C’est à cette époque que les Africains prennent conscience du danger que représente la colonisation pour leur souveraineté et leur indépendance et commencent à réagir.
3 ¦ Définitions
3.1. Qu’est-ce que la résistance?
Par résistance, il faut entendre un mouvement d’autodéfense en vue de garder sa liberté et sa dignité.
Dans le cas qui nous concerne, il s’agit de l’opposition manifeste des Africains à l’occupation et l’exploitation de l’Afrique par les puissances européennes.
Les causes générales des résistances africaines sont :
- l’occupation de l’Afrique par les puissances européennes
- la perte de l’indépendance des Africains, de leur souveraineté et de leurs terres.

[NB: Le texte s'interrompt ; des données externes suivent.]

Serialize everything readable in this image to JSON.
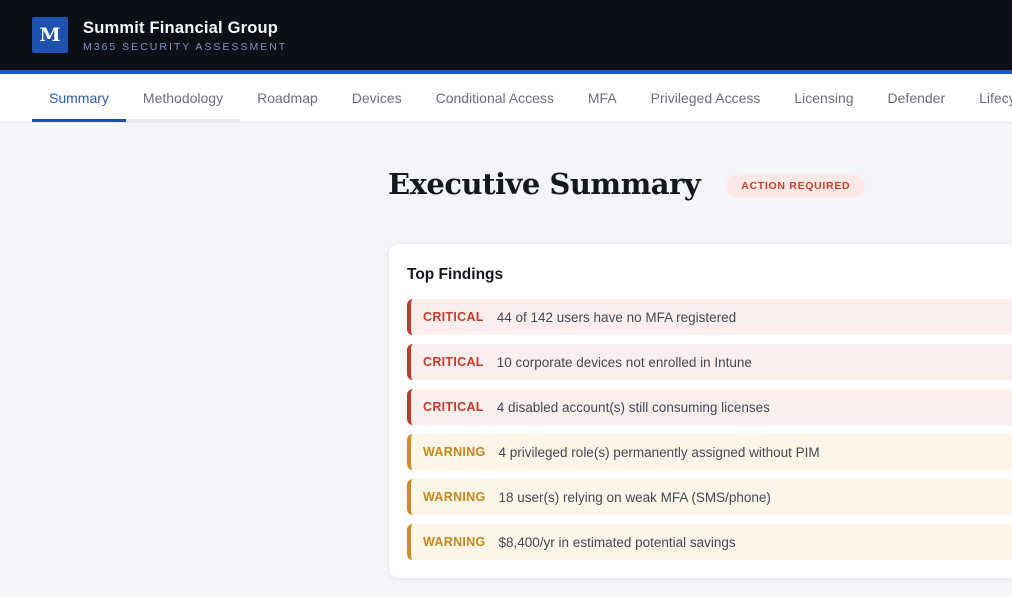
{
  "header": {
    "logo_letter": "M",
    "title": "Summit Financial Group",
    "subtitle": "M365 SECURITY ASSESSMENT"
  },
  "nav": {
    "tabs": [
      {
        "label": "Summary",
        "active": true
      },
      {
        "label": "Methodology",
        "hovered": true
      },
      {
        "label": "Roadmap"
      },
      {
        "label": "Devices"
      },
      {
        "label": "Conditional Access"
      },
      {
        "label": "MFA"
      },
      {
        "label": "Privileged Access"
      },
      {
        "label": "Licensing"
      },
      {
        "label": "Defender"
      },
      {
        "label": "Lifecycle"
      }
    ]
  },
  "main": {
    "page_title": "Executive Summary",
    "status_badge": "ACTION REQUIRED",
    "findings_card": {
      "title": "Top Findings",
      "items": [
        {
          "severity": "CRITICAL",
          "text": "44 of 142 users have no MFA registered"
        },
        {
          "severity": "CRITICAL",
          "text": "10 corporate devices not enrolled in Intune"
        },
        {
          "severity": "CRITICAL",
          "text": "4 disabled account(s) still consuming licenses"
        },
        {
          "severity": "WARNING",
          "text": "4 privileged role(s) permanently assigned without PIM"
        },
        {
          "severity": "WARNING",
          "text": "18 user(s) relying on weak MFA (SMS/phone)"
        },
        {
          "severity": "WARNING",
          "text": "$8,400/yr in estimated potential savings"
        }
      ]
    }
  },
  "colors": {
    "header_bg": "#0c0f16",
    "logo_bg": "#1f52ae",
    "subtitle_text": "#8095c0",
    "accent_bar": "#2155c3",
    "active_tab": "#2d5cb8",
    "inactive_tab": "#68707f",
    "page_bg": "#f4f5f9",
    "badge_bg": "#fce9e6",
    "badge_text": "#d23b2d",
    "critical_accent": "#c73b2d",
    "critical_bg": "#fceeec",
    "warning_accent": "#c9871d",
    "warning_bg": "#fdf5e7"
  }
}
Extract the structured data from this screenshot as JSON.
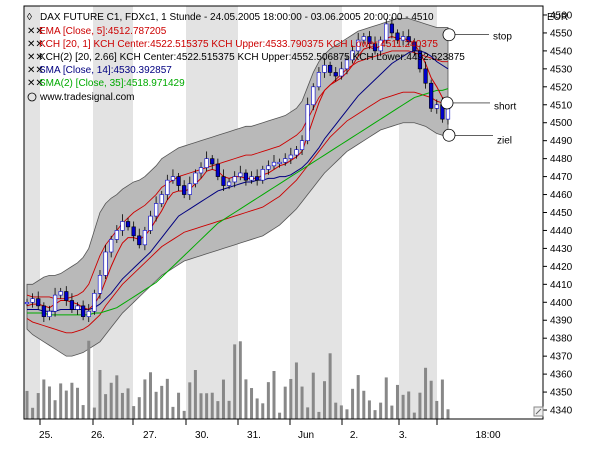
{
  "chart_data": {
    "type": "line",
    "title": "DAX FUTURE C1, FDXc1, 1 Stunde - 24.05.2005 18:00:00 - 03.06.2005 20:00:00 - 4510",
    "currency": "EUR",
    "watermark": "www.tradesignal.com",
    "legend_position": "top-left",
    "legend": [
      {
        "label": "EMA [Close, 5]:4512.787205",
        "color": "#cc0000"
      },
      {
        "label": "KCH [20, 1] KCH Center:4522.515375 KCH Upper:4533.790375 KCH Lower:4511.240375",
        "color": "#cc0000"
      },
      {
        "label": "KCH(2) [20, 2.66] KCH Center:4522.515375 KCH Upper:4552.506875 KCH Lower:4492.523875",
        "color": "#000000"
      },
      {
        "label": "SMA [Close, 14]:4530.392857",
        "color": "#000080"
      },
      {
        "label": "SMA(2) [Close, 35]:4518.971429",
        "color": "#00aa00"
      }
    ],
    "y_ticks": [
      4340,
      4350,
      4360,
      4370,
      4380,
      4390,
      4400,
      4410,
      4420,
      4430,
      4440,
      4450,
      4460,
      4470,
      4480,
      4490,
      4500,
      4510,
      4520,
      4530,
      4540,
      4550,
      4560
    ],
    "ylim": [
      4335,
      4565
    ],
    "x_ticks": [
      "25.",
      "26.",
      "27.",
      "30.",
      "31.",
      "Jun",
      "2.",
      "3.",
      "18:00"
    ],
    "grid": "off",
    "close_series": [
      4400,
      4402,
      4398,
      4392,
      4395,
      4404,
      4406,
      4401,
      4396,
      4398,
      4392,
      4395,
      4405,
      4415,
      4428,
      4435,
      4440,
      4445,
      4442,
      4437,
      4432,
      4440,
      4448,
      4455,
      4460,
      4468,
      4470,
      4465,
      4460,
      4466,
      4472,
      4475,
      4480,
      4477,
      4470,
      4465,
      4467,
      4470,
      4472,
      4468,
      4470,
      4468,
      4474,
      4476,
      4478,
      4478,
      4480,
      4482,
      4485,
      4490,
      4510,
      4520,
      4528,
      4532,
      4528,
      4526,
      4530,
      4535,
      4540,
      4546,
      4548,
      4544,
      4540,
      4546,
      4555,
      4550,
      4546,
      4548,
      4545,
      4540,
      4530,
      4522,
      4508,
      4510,
      4502,
      4510
    ],
    "ema5": [
      4398,
      4399,
      4399,
      4398,
      4397,
      4399,
      4401,
      4401,
      4400,
      4399,
      4397,
      4396,
      4399,
      4404,
      4412,
      4420,
      4427,
      4433,
      4436,
      4436,
      4435,
      4437,
      4441,
      4446,
      4451,
      4457,
      4461,
      4462,
      4462,
      4463,
      4466,
      4469,
      4473,
      4474,
      4473,
      4470,
      4469,
      4470,
      4470,
      4469,
      4469,
      4469,
      4471,
      4472,
      4474,
      4476,
      4477,
      4479,
      4481,
      4484,
      4493,
      4502,
      4511,
      4518,
      4521,
      4523,
      4525,
      4528,
      4532,
      4537,
      4541,
      4542,
      4541,
      4543,
      4547,
      4548,
      4547,
      4547,
      4546,
      4544,
      4539,
      4533,
      4525,
      4520,
      4514,
      4513
    ],
    "kch_upper_266": [
      4410,
      4410,
      4412,
      4414,
      4415,
      4415,
      4416,
      4418,
      4420,
      4422,
      4425,
      4430,
      4440,
      4450,
      4455,
      4458,
      4460,
      4463,
      4465,
      4467,
      4468,
      4470,
      4473,
      4476,
      4480,
      4482,
      4484,
      4486,
      4487,
      4488,
      4489,
      4490,
      4491,
      4492,
      4493,
      4494,
      4495,
      4496,
      4497,
      4498,
      4498,
      4499,
      4500,
      4501,
      4502,
      4503,
      4504,
      4506,
      4508,
      4512,
      4520,
      4528,
      4534,
      4538,
      4541,
      4543,
      4545,
      4547,
      4549,
      4551,
      4552,
      4553,
      4554,
      4555,
      4556,
      4557,
      4558,
      4558,
      4558,
      4557,
      4556,
      4555,
      4554,
      4553,
      4553,
      4553
    ],
    "kch_lower_266": [
      4385,
      4382,
      4380,
      4378,
      4376,
      4374,
      4372,
      4370,
      4370,
      4371,
      4372,
      4374,
      4376,
      4378,
      4382,
      4386,
      4390,
      4394,
      4397,
      4400,
      4403,
      4406,
      4409,
      4412,
      4415,
      4417,
      4419,
      4421,
      4423,
      4424,
      4425,
      4426,
      4427,
      4428,
      4429,
      4430,
      4431,
      4432,
      4433,
      4434,
      4435,
      4436,
      4437,
      4439,
      4441,
      4443,
      4446,
      4449,
      4452,
      4456,
      4460,
      4464,
      4468,
      4472,
      4475,
      4478,
      4481,
      4484,
      4486,
      4488,
      4490,
      4492,
      4494,
      4496,
      4497,
      4498,
      4499,
      4500,
      4500,
      4500,
      4499,
      4498,
      4496,
      4494,
      4493,
      4492
    ],
    "kch_upper_1": [
      4404,
      4403,
      4403,
      4403,
      4403,
      4402,
      4402,
      4402,
      4403,
      4404,
      4406,
      4410,
      4418,
      4426,
      4432,
      4436,
      4440,
      4444,
      4447,
      4450,
      4452,
      4454,
      4457,
      4460,
      4464,
      4466,
      4468,
      4470,
      4471,
      4472,
      4473,
      4474,
      4475,
      4476,
      4477,
      4478,
      4479,
      4480,
      4481,
      4482,
      4482,
      4483,
      4484,
      4485,
      4486,
      4487,
      4489,
      4491,
      4493,
      4496,
      4502,
      4508,
      4514,
      4518,
      4521,
      4524,
      4527,
      4530,
      4532,
      4534,
      4535,
      4536,
      4537,
      4538,
      4539,
      4540,
      4540,
      4540,
      4540,
      4539,
      4538,
      4537,
      4536,
      4535,
      4534,
      4534
    ],
    "kch_lower_1": [
      4391,
      4389,
      4388,
      4387,
      4386,
      4385,
      4384,
      4383,
      4383,
      4384,
      4385,
      4387,
      4390,
      4393,
      4398,
      4402,
      4406,
      4410,
      4413,
      4416,
      4419,
      4422,
      4425,
      4428,
      4431,
      4433,
      4435,
      4437,
      4439,
      4440,
      4441,
      4442,
      4443,
      4444,
      4445,
      4446,
      4447,
      4448,
      4449,
      4450,
      4451,
      4452,
      4453,
      4455,
      4457,
      4459,
      4462,
      4465,
      4468,
      4472,
      4476,
      4480,
      4484,
      4488,
      4492,
      4495,
      4498,
      4501,
      4503,
      4505,
      4507,
      4509,
      4511,
      4513,
      4514,
      4515,
      4516,
      4517,
      4517,
      4517,
      4516,
      4515,
      4514,
      4512,
      4511,
      4511
    ],
    "sma14": [
      4396,
      4396,
      4396,
      4395,
      4395,
      4395,
      4396,
      4396,
      4396,
      4396,
      4396,
      4396,
      4397,
      4399,
      4402,
      4405,
      4409,
      4413,
      4416,
      4419,
      4422,
      4425,
      4428,
      4432,
      4436,
      4440,
      4444,
      4448,
      4450,
      4452,
      4454,
      4456,
      4458,
      4460,
      4462,
      4463,
      4464,
      4465,
      4466,
      4467,
      4467,
      4468,
      4468,
      4469,
      4469,
      4470,
      4470,
      4471,
      4473,
      4475,
      4478,
      4482,
      4486,
      4491,
      4495,
      4499,
      4503,
      4507,
      4511,
      4515,
      4518,
      4521,
      4524,
      4527,
      4530,
      4533,
      4535,
      4537,
      4539,
      4540,
      4540,
      4539,
      4537,
      4534,
      4532,
      4530
    ],
    "sma35": [
      4394,
      4394,
      4394,
      4394,
      4393,
      4393,
      4393,
      4393,
      4393,
      4393,
      4393,
      4393,
      4394,
      4394,
      4395,
      4396,
      4397,
      4399,
      4401,
      4403,
      4405,
      4407,
      4409,
      4411,
      4414,
      4417,
      4420,
      4423,
      4426,
      4429,
      4432,
      4435,
      4438,
      4441,
      4444,
      4446,
      4448,
      4450,
      4452,
      4454,
      4456,
      4458,
      4460,
      4462,
      4464,
      4466,
      4468,
      4470,
      4472,
      4474,
      4476,
      4478,
      4480,
      4482,
      4484,
      4486,
      4488,
      4490,
      4492,
      4494,
      4496,
      4498,
      4500,
      4502,
      4504,
      4506,
      4508,
      4510,
      4512,
      4514,
      4515,
      4516,
      4517,
      4518,
      4518,
      4519
    ],
    "annotations": [
      {
        "text": "stop",
        "price": 4549
      },
      {
        "text": "short",
        "price": 4510
      },
      {
        "text": "ziel",
        "price": 4494
      }
    ]
  }
}
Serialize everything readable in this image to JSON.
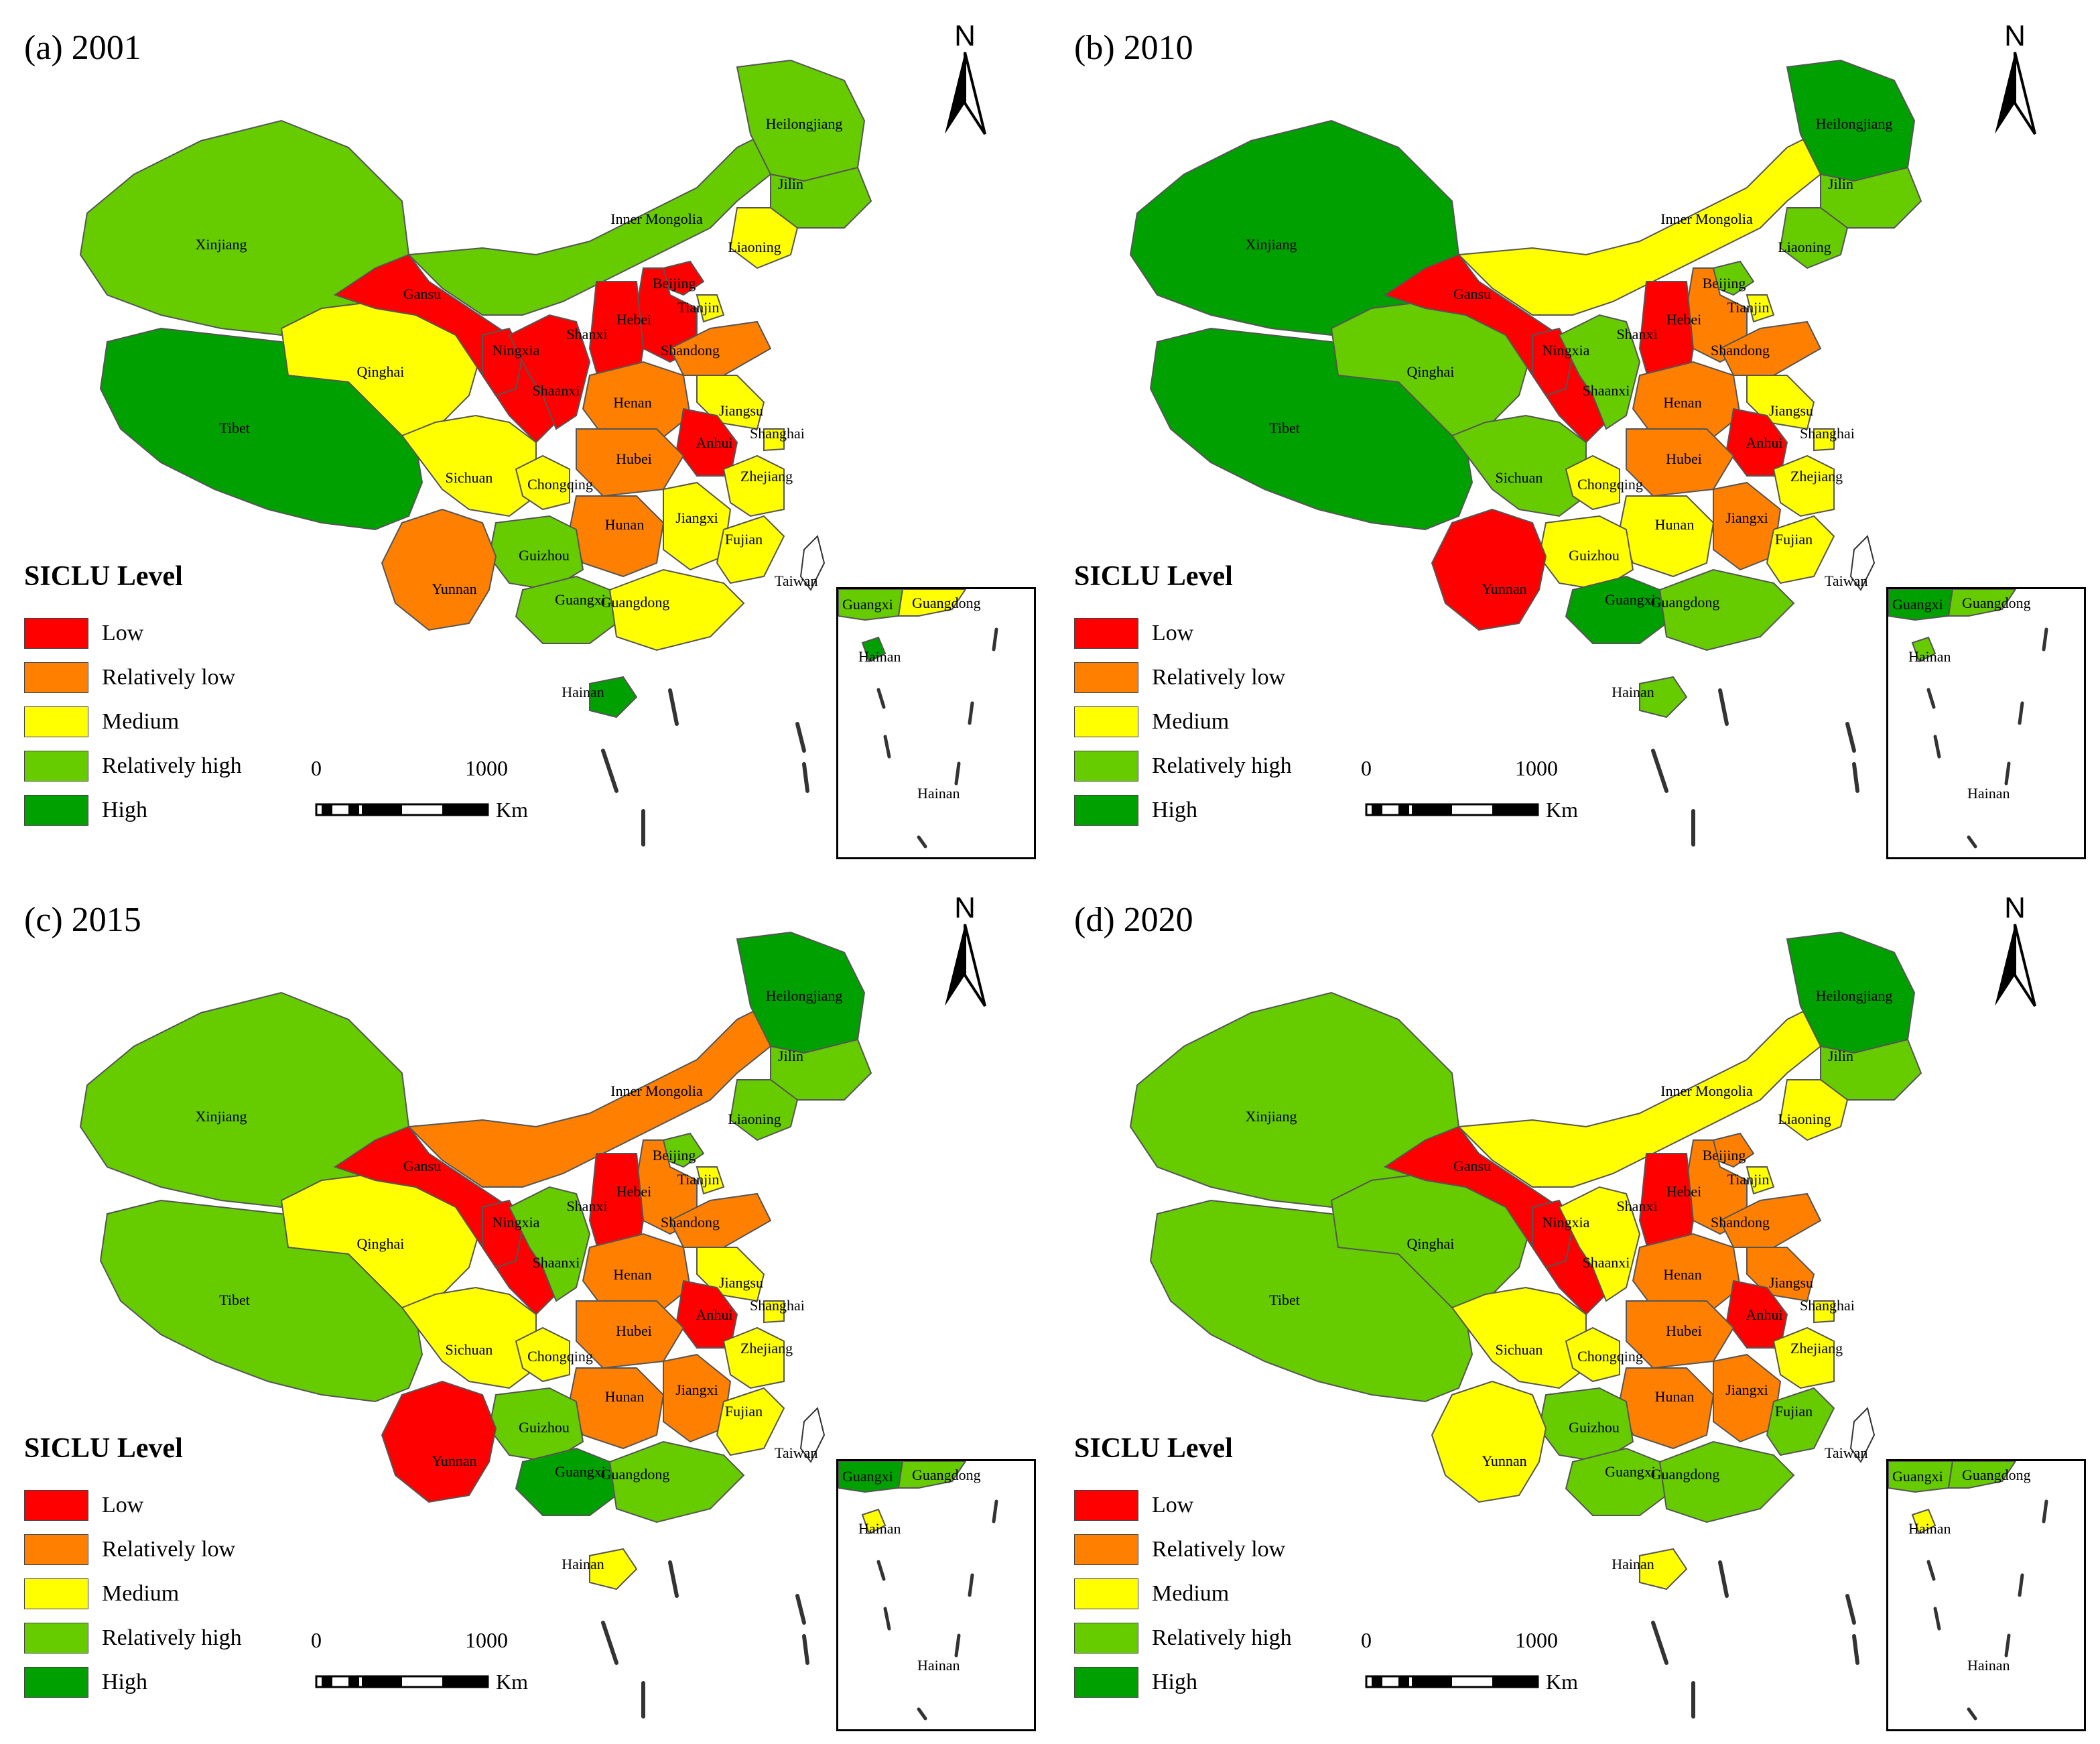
{
  "colors": {
    "Low": "#ff0000",
    "Relatively low": "#ff8000",
    "Medium": "#ffff00",
    "Relatively high": "#66cc00",
    "High": "#00a000",
    "border": "#555555"
  },
  "legend": {
    "title": "SICLU Level",
    "items": [
      "Low",
      "Relatively low",
      "Medium",
      "Relatively high",
      "High"
    ]
  },
  "scale_bar": {
    "start": "0",
    "end": "1000",
    "unit": "Km"
  },
  "north_label": "N",
  "inset_labels": [
    "Guangxi",
    "Guangdong",
    "Hainan",
    "Hainan"
  ],
  "panels": [
    {
      "title": "(a) 2001",
      "levels": {
        "Xinjiang": "Relatively high",
        "Tibet": "High",
        "Qinghai": "Medium",
        "Gansu": "Low",
        "Inner Mongolia": "Relatively high",
        "Heilongjiang": "Relatively high",
        "Jilin": "Relatively high",
        "Liaoning": "Medium",
        "Beijing": "Low",
        "Tianjin": "Medium",
        "Hebei": "Low",
        "Shanxi": "Low",
        "Shandong": "Relatively low",
        "Ningxia": "Low",
        "Shaanxi": "Low",
        "Henan": "Relatively low",
        "Jiangsu": "Medium",
        "Anhui": "Low",
        "Shanghai": "Medium",
        "Hubei": "Relatively low",
        "Sichuan": "Medium",
        "Chongqing": "Medium",
        "Zhejiang": "Medium",
        "Hunan": "Relatively low",
        "Jiangxi": "Medium",
        "Fujian": "Medium",
        "Guizhou": "Relatively high",
        "Yunnan": "Relatively low",
        "Guangxi": "Relatively high",
        "Guangdong": "Medium",
        "Hainan": "High"
      }
    },
    {
      "title": "(b) 2010",
      "levels": {
        "Xinjiang": "High",
        "Tibet": "High",
        "Qinghai": "Relatively high",
        "Gansu": "Low",
        "Inner Mongolia": "Medium",
        "Heilongjiang": "High",
        "Jilin": "Relatively high",
        "Liaoning": "Relatively high",
        "Beijing": "Relatively high",
        "Tianjin": "Medium",
        "Hebei": "Relatively low",
        "Shanxi": "Low",
        "Shandong": "Relatively low",
        "Ningxia": "Low",
        "Shaanxi": "Relatively high",
        "Henan": "Relatively low",
        "Jiangsu": "Medium",
        "Anhui": "Low",
        "Shanghai": "Medium",
        "Hubei": "Relatively low",
        "Sichuan": "Relatively high",
        "Chongqing": "Medium",
        "Zhejiang": "Medium",
        "Hunan": "Medium",
        "Jiangxi": "Relatively low",
        "Fujian": "Medium",
        "Guizhou": "Medium",
        "Yunnan": "Low",
        "Guangxi": "High",
        "Guangdong": "Relatively high",
        "Hainan": "Relatively high"
      }
    },
    {
      "title": "(c) 2015",
      "levels": {
        "Xinjiang": "Relatively high",
        "Tibet": "Relatively high",
        "Qinghai": "Medium",
        "Gansu": "Low",
        "Inner Mongolia": "Relatively low",
        "Heilongjiang": "High",
        "Jilin": "Relatively high",
        "Liaoning": "Relatively high",
        "Beijing": "Relatively high",
        "Tianjin": "Medium",
        "Hebei": "Relatively low",
        "Shanxi": "Low",
        "Shandong": "Relatively low",
        "Ningxia": "Low",
        "Shaanxi": "Relatively high",
        "Henan": "Relatively low",
        "Jiangsu": "Medium",
        "Anhui": "Low",
        "Shanghai": "Medium",
        "Hubei": "Relatively low",
        "Sichuan": "Medium",
        "Chongqing": "Medium",
        "Zhejiang": "Medium",
        "Hunan": "Relatively low",
        "Jiangxi": "Relatively low",
        "Fujian": "Medium",
        "Guizhou": "Relatively high",
        "Yunnan": "Low",
        "Guangxi": "High",
        "Guangdong": "Relatively high",
        "Hainan": "Medium"
      }
    },
    {
      "title": "(d) 2020",
      "levels": {
        "Xinjiang": "Relatively high",
        "Tibet": "Relatively high",
        "Qinghai": "Relatively high",
        "Gansu": "Low",
        "Inner Mongolia": "Medium",
        "Heilongjiang": "High",
        "Jilin": "Relatively high",
        "Liaoning": "Medium",
        "Beijing": "Relatively low",
        "Tianjin": "Medium",
        "Hebei": "Relatively low",
        "Shanxi": "Low",
        "Shandong": "Relatively low",
        "Ningxia": "Low",
        "Shaanxi": "Medium",
        "Henan": "Relatively low",
        "Jiangsu": "Relatively low",
        "Anhui": "Low",
        "Shanghai": "Medium",
        "Hubei": "Relatively low",
        "Sichuan": "Medium",
        "Chongqing": "Medium",
        "Zhejiang": "Medium",
        "Hunan": "Relatively low",
        "Jiangxi": "Relatively low",
        "Fujian": "Relatively high",
        "Guizhou": "Relatively high",
        "Yunnan": "Medium",
        "Guangxi": "Relatively high",
        "Guangdong": "Relatively high",
        "Hainan": "Medium"
      }
    }
  ],
  "taiwan_label": "Taiwan"
}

3.2. Les formes de résistance
Les résistances à la colonisation revêtent plusieurs formes :
- Les résistances politiques :
Les rois africains, et leurs armées s’opposent aux envahisseurs européens par les armes pour préserver leur indépendance et leur souveraineté. Ces résistances se situent à l’époque de la pénétration de l’Afrique par les Européens au cours de la seconde moitié du XIXe siècle.
- Les résistances populaires :
Même si, avec le temps, les résistances politiques ont échoué, les Africains ont continué à résister à la colonisation par diverses actions comme le refus de cultiver telle ou telle culture (telles que les cultures obligatoires), d’exécuter les travaux forcés, de payer les impôts, etc.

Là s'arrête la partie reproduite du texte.